Dorongan di pintu ruang kerjanya itu agak mengganggu konsentrasi Jenna, ketika dia bekerja. Maklum, ruang besar di depannya itu adalah ruang penataan rambut. Hampir tiap jam pasti diperdengarkan suara hair dryer yang lumayan berisik.
Seraut wajah cantik Karolina muncul, dari separuh daun pintu yang terbuka itu. Sepertinya ada kabar baik yang dibawa oleh sepupunya itu. Karena Karolina terlihat tampak bahagia dan wajahnya cerah berseri -seri.
" Masuk saja, Karo!" panggil Jenna.
"Bos galak nggak datang kan?" ujarnya basa-basi. Sambil matanya mencari- cari sesuatu di ruangan itu yang biasanya digunakan untuk rapat intern ataupun menyusun rencana kerja.
" Bos galak ada di kantor pusat? Ngapain nanyain!

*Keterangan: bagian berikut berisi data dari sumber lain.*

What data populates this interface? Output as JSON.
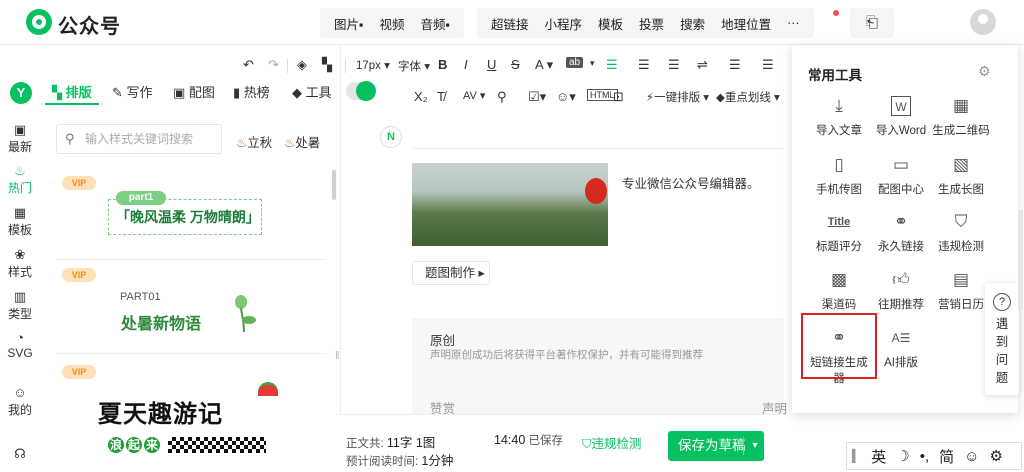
{
  "brand": {
    "name": "公众号"
  },
  "top_menu": {
    "group1": [
      "图片",
      "视频",
      "音频"
    ],
    "group2": [
      "超链接",
      "小程序",
      "模板",
      "投票",
      "搜索",
      "地理位置",
      "···"
    ]
  },
  "toolbar": {
    "row1": {
      "font_size": "17px",
      "font_family": "字体",
      "bold": "B",
      "italic": "I",
      "underline": "U",
      "strike": "S",
      "color": "A",
      "bg": "ab"
    },
    "row2": {
      "one_click": "一键排版",
      "highlight": "重点划线"
    }
  },
  "rail": [
    {
      "icon": "calendar",
      "label": "最新"
    },
    {
      "icon": "fire",
      "label": "热门"
    },
    {
      "icon": "grid",
      "label": "模板"
    },
    {
      "icon": "palette",
      "label": "样式"
    },
    {
      "icon": "books",
      "label": "类型"
    },
    {
      "icon": "dial",
      "label": "SVG"
    },
    {
      "icon": "user",
      "label": "我的"
    }
  ],
  "panel_tabs": [
    {
      "label": "排版",
      "icon": "layout"
    },
    {
      "label": "写作",
      "icon": "pen"
    },
    {
      "label": "配图",
      "icon": "image"
    },
    {
      "label": "热榜",
      "icon": "bookmark"
    },
    {
      "label": "工具",
      "icon": "cube"
    }
  ],
  "search": {
    "placeholder": "输入样式关键词搜索"
  },
  "hot_tags": [
    "立秋",
    "处暑"
  ],
  "cards": {
    "vip": "VIP",
    "c1": {
      "pill": "part1",
      "text": "「晚风温柔 万物晴朗」"
    },
    "c2": {
      "part": "PART01",
      "title": "处暑新物语"
    },
    "c3": {
      "title": "夏天趣游记",
      "sub": [
        "浪",
        "起",
        "来"
      ]
    }
  },
  "editor": {
    "cover_text": "专业微信公众号编辑器。",
    "chip": "题图制作",
    "original_title": "原创",
    "original_desc": "声明原创成功后将获得平台著作权保护，并有可能得到推荐",
    "praise": "赞赏",
    "praise_right": "声明"
  },
  "bottom": {
    "body_label": "正文共:",
    "count": "11字 1图",
    "read_label": "预计阅读时间:",
    "read_time": "1分钟",
    "time": "14:40",
    "saved": "已保存",
    "check": "违规检测",
    "save_draft": "保存为草稿"
  },
  "tools": {
    "title": "常用工具",
    "items": [
      {
        "label": "导入文章",
        "icon": "download"
      },
      {
        "label": "导入Word",
        "icon": "word"
      },
      {
        "label": "生成二维码",
        "icon": "qrcode"
      },
      {
        "label": "手机传图",
        "icon": "phone-upload"
      },
      {
        "label": "配图中心",
        "icon": "picture"
      },
      {
        "label": "生成长图",
        "icon": "long-image"
      },
      {
        "label": "标题评分",
        "icon": "title"
      },
      {
        "label": "永久链接",
        "icon": "link"
      },
      {
        "label": "违规检测",
        "icon": "shield"
      },
      {
        "label": "渠道码",
        "icon": "qrcode-alt"
      },
      {
        "label": "往期推荐",
        "icon": "thumbs-up"
      },
      {
        "label": "营销日历",
        "icon": "calendar"
      },
      {
        "label": "短链接生成器",
        "icon": "short-link"
      },
      {
        "label": "AI排版",
        "icon": "ai-layout"
      }
    ]
  },
  "help": {
    "chars": [
      "遇",
      "到",
      "问",
      "题"
    ]
  },
  "ime": [
    "英",
    "简"
  ]
}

Mau ikut dimarahin?" ejek Jenna.
" Wah, ogah!" ujar Karolina menolak dengan cepat.
Lihatlah, penampilan kasual Karolina yang juga sering dijadiin kostum wajib para model internasional, saat mereka menikmati hari bebasnya. Walaupun mereka mungkin tahu akan ada kamera paparazi yang akan selalu mengintai keseharian para model terkenal itu.
Hari ini, Karolina mengenakan blus katun simpel, berwarna putih tulang. Bawahannya celana jeans longgar dengan sneaker putih. Karolina juga menenteng tas selempang branded miliknya itu. Dengan dandanan clean look dan rambut ala Cepol.
" Wuih, gaya Lo. Siap menaklukkan dunia!" ujar Jenna riang.
Karolina menikmati duduknya di kursi depan meja kerja itu. Ada banyak tumpukan nota pembayaran. Sepupunya itu sedang membuka cooler mini dan mengeluarkan dua botol air mineral dingin.
"Sudah ketemu sama Keanu?" tanya Jenna.
"'Sudah. Bisa ditebak apa yang terjadi?"
" Mana aku , tau. Dodol! Situ yang ketemu, kok! Memang aku cenayang bisa telepati, melihat hasil pertemuan itu!" Kata Jenna gemes.
Tawa Karolina menggema di ruang kerja Jenna yang tak seberapa luas itu. "Yei, mereka setuju aku yang akan menjadi model iklan itu. Bagaimana Jenna?"
"Syukurlah! Nanti-nanti lebih selektif aja, Karo! Kalau sekarang selamat berjuang! Nikmati prosesnya. Semoga sukses!"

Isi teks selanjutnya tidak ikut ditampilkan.